As a writer and a memoirist (albeit not a famous one by any stretch of the imagination), I thoroughly enjoyed your ruminations on all of this. I do think that there is something inside of us that wants to connect with people who share some beliefs or characteristics with us (I am a white feminist who used to live in the same Pacific NW town as Lindy and saw her speak in person a few times and it was thrilling to think that we had things in common). And, sadly, I think that in our minds, we begin to create stories about all of the things that extrapolate from those thin connections - "well, Lindy would certainly feel the same way I do about X" - because we want (need? desperately crave?) that sense of belonging via confirmation bias. So when we discover that there is something fundamentally different about the way they think or live their life, those of us who haven't spent a lot of time practicing unconditional positive regard begin to feel betrayed or misled. It is a strange phenomenon that we either get angry or feel as though there is something "wrong" with that person that we now need to offer them advice to fix ("get divorced, Lindy!") rather than slowing down to realize that it is possible for us to witness someone else's story and identify deeply with parts of it while having other parts of it feel alien or frightening or downright "wrong," and still have affection for them and see them as worthy of our admiration. That was a lot of words, but clearly, you can see how this post struck a chord with me. ;-)

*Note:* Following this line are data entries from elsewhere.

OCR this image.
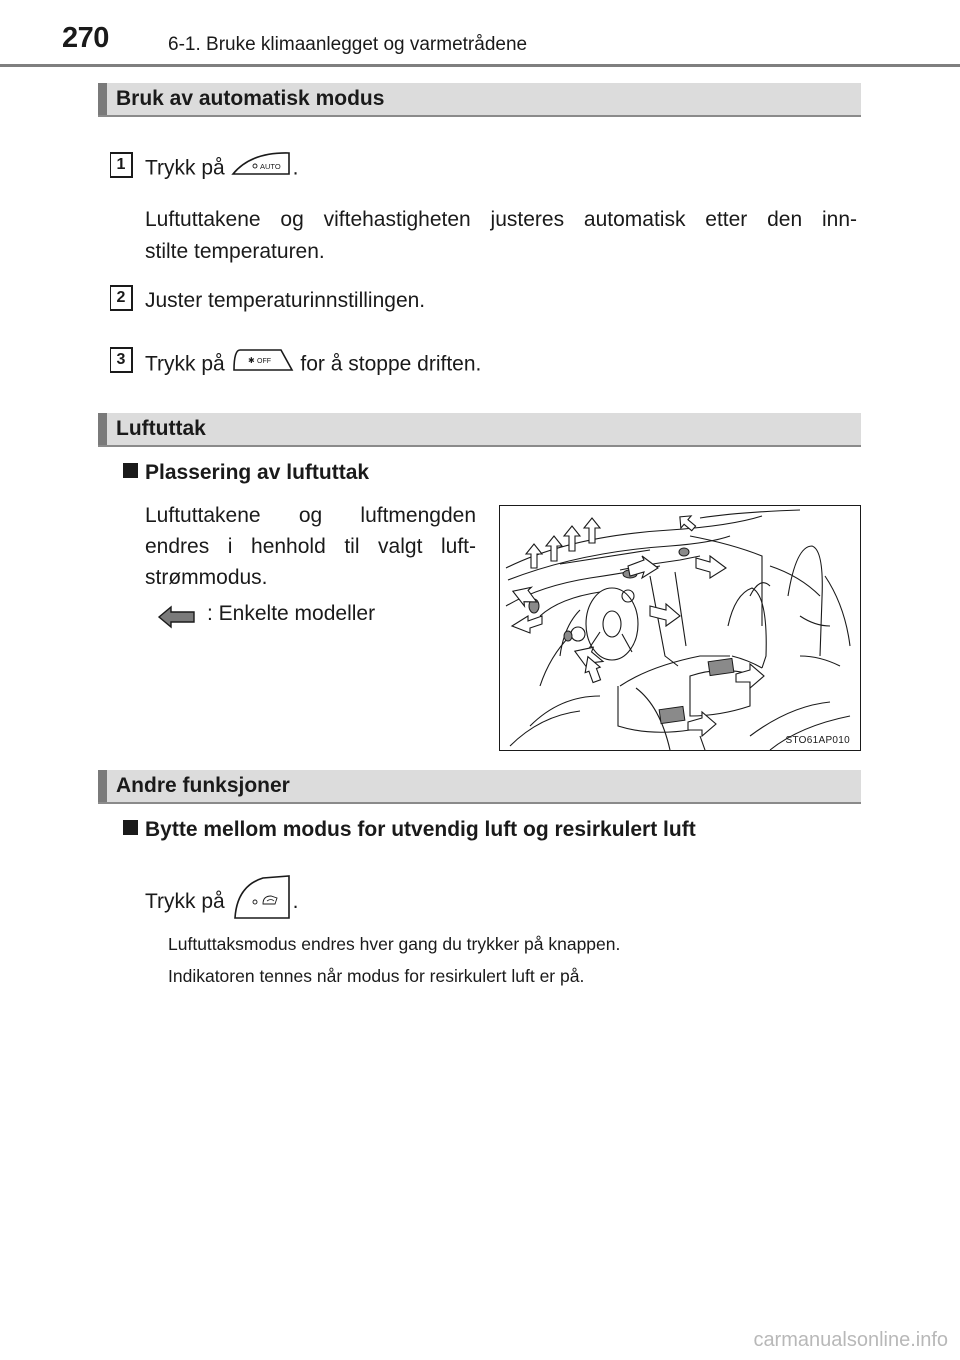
270	6-1. Bruke klimaanlegget og varmetrådene
Bruk av automatisk modus
1 Trykk på	AUTO .
Luftuttakene og viftehastigheten justeres automatisk etter den inn-
stilte temperaturen.
2 Juster temperaturinnstillingen.
3 Trykk på	✱ OFF for å stoppe driften.
Luftuttak
Plassering av luftuttak
Luftuttakene og luftmengden
endres i henhold til valgt luft-
strømmodus.
: Enkelte modeller
STO61AP010
Andre funksjoner
Bytte mellom modus for utvendig luft og resirkulert luft
Trykk på	.
Luftuttaksmodus endres hver gang du trykker på knappen.
Indikatoren tennes når modus for resirkulert luft er på.
carmanualsonline.info
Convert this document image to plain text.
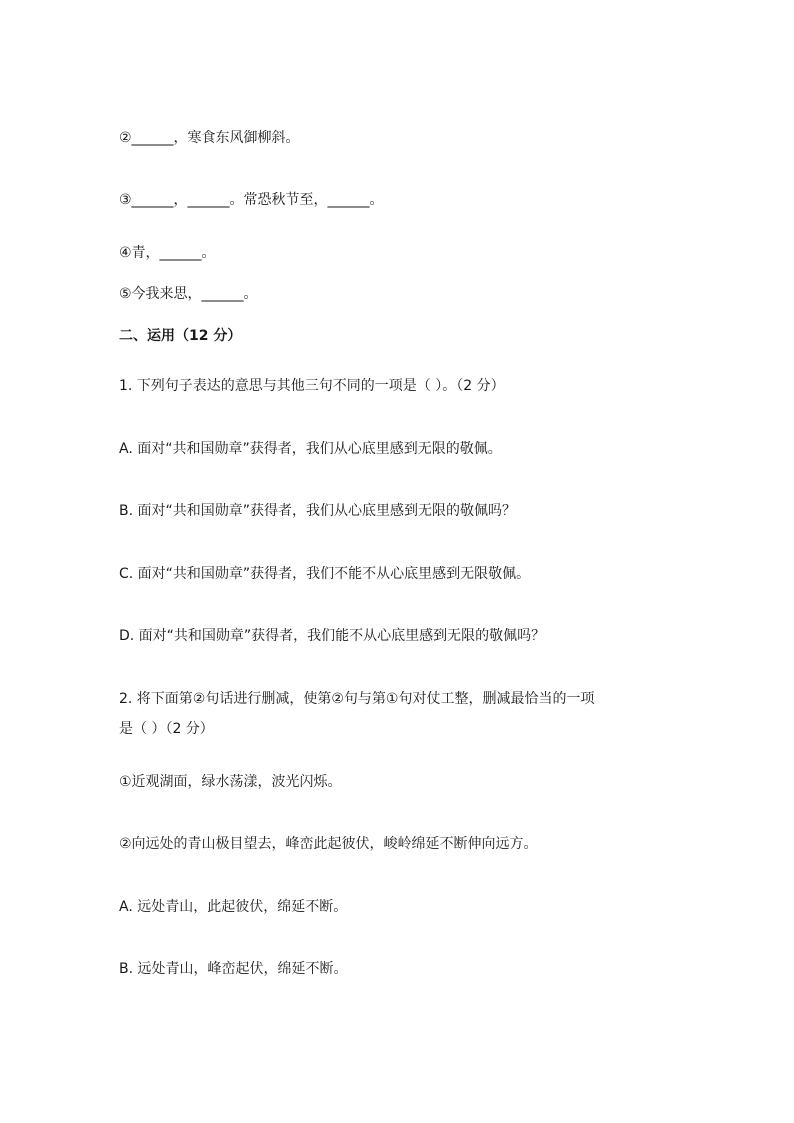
②______，寒食东风御柳斜。
③______，______。常恐秋节至，______。
④青，______。
⑤今我来思，______。
二、运用（12 分）
1. 下列句子表达的意思与其他三句不同的一项是（ ）。（2 分）
A. 面对“共和国勋章”获得者，我们从心底里感到无限的敬佩。
B. 面对“共和国勋章”获得者，我们从心底里感到无限的敬佩吗？
C. 面对“共和国勋章”获得者，我们不能不从心底里感到无限敬佩。
D. 面对“共和国勋章”获得者，我们能不从心底里感到无限的敬佩吗？
2. 将下面第②句话进行删减，使第②句与第①句对仗工整，删减最恰当的一项
是（ ）（2 分）
①近观湖面，绿水荡漾，波光闪烁。
②向远处的青山极目望去，峰峦此起彼伏，峻岭绵延不断伸向远方。
A. 远处青山，此起彼伏，绵延不断。
B. 远处青山，峰峦起伏，绵延不断。
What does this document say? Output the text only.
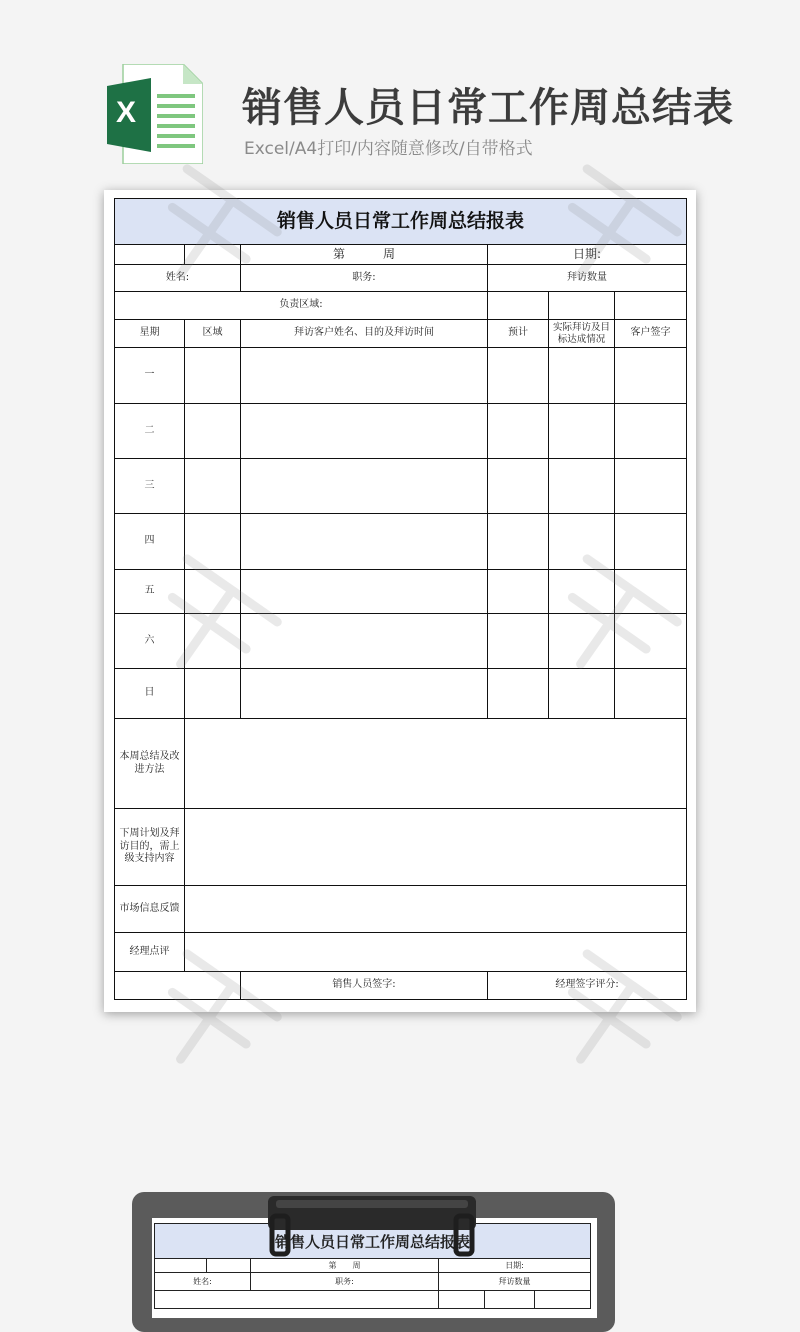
X	销售人员日常工作周总结表
Excel/A4打印/内容随意修改/自带格式
销售人员日常工作周总结报表					
		第 周	日期:		
姓名:		职务:	拜访数量		
负责区域:					
星期	区域	拜访客户姓名、目的及拜访时间	预计	实际拜访及目标达成情况	客户签字
一					
二					
三					
四					
五					
六					
日					
本周总结及改进方法					
下周计划及拜访目的，需上级支持内容					
市场信息反馈					
经理点评					
		销售人员签字:	经理签字评分:		
销售人员日常工作周总结报表					
		第　　周	日期:		
姓名:		职务:	拜访数量		
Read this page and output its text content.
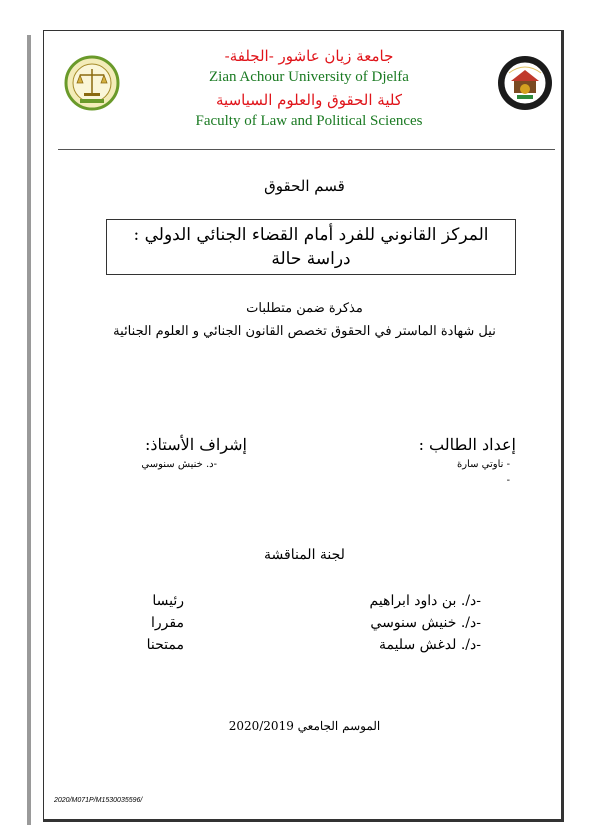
جامعة زيان عاشور -الجلفة-
Zian Achour University of Djelfa
كلية الحقوق والعلوم السياسية
Faculty of Law and Political Sciences
قسم الحقوق
المركز القانوني للفرد أمام القضاء الجنائي الدولي :
دراسة حالة
مذكرة ضمن متطلبات
نيل شهادة الماستر في الحقوق تخصص القانون الجنائي و العلوم الجنائية
إعداد الطالب :
- ناوتي سارة
-
إشراف الأستاذ:
-د. خنيش سنوسي
لجنة المناقشة
-د/. بن داود ابراهيم
رئيسا
-د/. خنيش سنوسي
مقررا
-د/. لدغش سليمة
ممتحنا
الموسم الجامعي 2020/2019
2020/M071P/M1530035596/
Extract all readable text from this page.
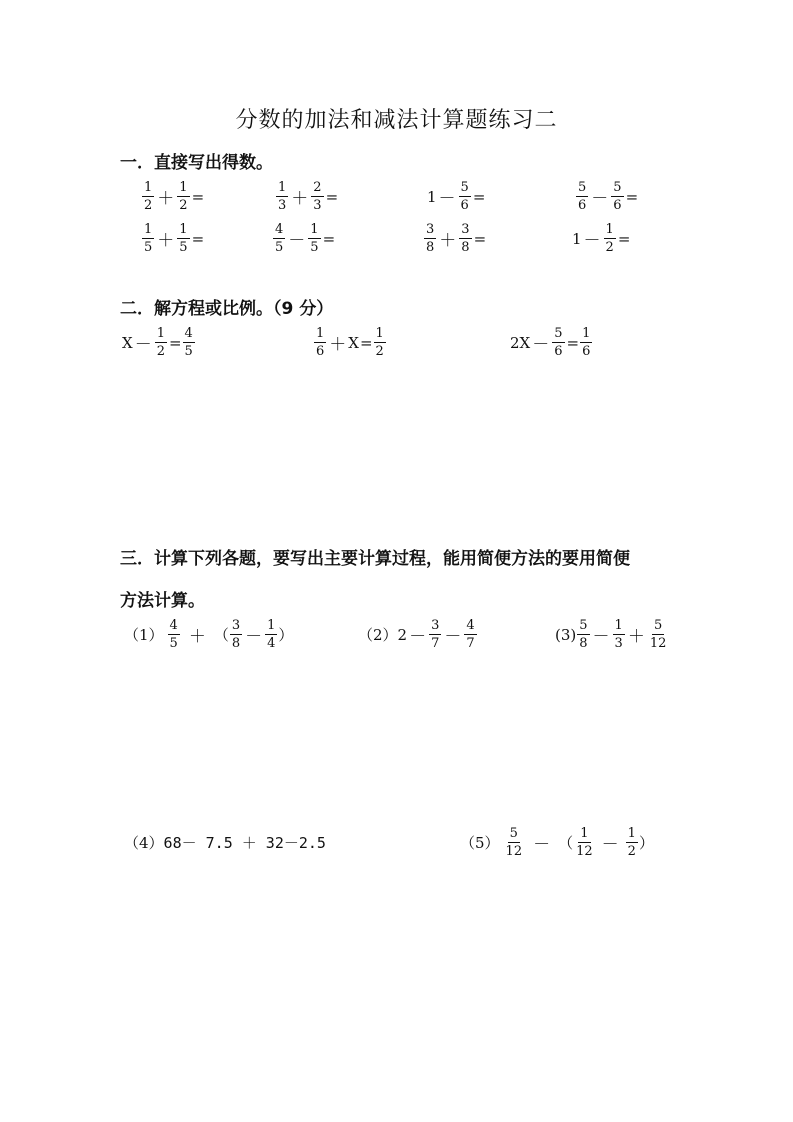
分数的加法和减法计算题练习二
一．直接写出得数。
$\frac{1}{2} + \frac{1}{2}$ =	$\frac{1}{3} + \frac{2}{3}$ =	$1 - \frac{5}{6}$ =	$\frac{5}{6} - \frac{5}{6}$ =
$\frac{1}{5} + \frac{1}{5}$ =	$\frac{4}{5} - \frac{1}{5}$ =	$\frac{3}{8} + \frac{3}{8}$ =	$1 - \frac{1}{2}$ =
二．解方程或比例。（9 分）
$X - \frac{1}{2} = \frac{4}{5}$	$\frac{1}{6} + X = \frac{1}{2}$	$2X - \frac{5}{6} = \frac{1}{6}$
三．计算下列各题，要写出主要计算过程，能用简便方法的要用简便
方法计算。
$(1) \frac{4}{5}$ ＋ （ $\frac{3}{8} - \frac{1}{4}$ ）	（2） $2 - \frac{3}{7} - \frac{4}{7}$	$(3) \frac{5}{8} - \frac{1}{3} + \frac{5}{12}$
（4） 68－ 7.5 ＋ 32－2.5	$(5) \frac{5}{12}$ － （ $\frac{1}{12} - \frac{1}{2}$ ）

So grateful for this reflection, and it feels like an important addition to the conversation here. I love the presence to pause and notice what you’re putting onto a stranger and what lesson might be there for you. I realize that the unexamined version of those emotions often create some real messes (and must be really tough for legitimately famous people), but in a different light it makes me very optimistic. There’s something there… in that drive for connection, in all the feelings towards and for another person that we often put into the relative void of parasociality… that could help grow something really beautiful in our immediate relationships. I think you highlighted a really important reflective exercise to help unlock it.
Brother I had to stop and write down "simulacra of relationships" in my journal and noodle on that for a minute LOL
No one who experiences me para-socially here will be surprised to find that I have THOUGHTS about Lindy West's marriage and memoir, even though I haven't read the latter and even though I have officially eschewed the institution of the former. But I have been married, and that marriage was plagued with trouble related to polyamory (and my ex being an asshole). And I have been in successful poly relationships subsequently. So, yeah, I have THOUGHTS.
But I also had thoughts about Hilary Clinton's marriage (Still do. Fuck that guy.), long before the internet really existed for most of us. I think anytime any woman puts her marriage into the public discourse, or holds it up as goals in any way, women, especially, take that relationship personally. Is it right for us to do that? Probably not. But because women are so defined by our relationships, particularly the status of our romantic relationships, and we are also treated as a monolith (like all oppressed groups) we are downstream of any and all public perceptions of any woman. It's not fair, but it's true.
Lindy gets to make her own choices, whatever I may think about them. But the perception of her choices does potentially effect my life as a single woman contemplating whether or not to pursue romantic relationships and what structure might work. I wish that weren't the case. I wish I felt better about her choices. I wish I didn't want to reach through the screen and bitch slap her husband. But here we are.
For whatever it's worth, this is the sum total of what I will ever say about Lindy West's marriage, anywhere, ever again. "If you can't say something nice" feels appropriate.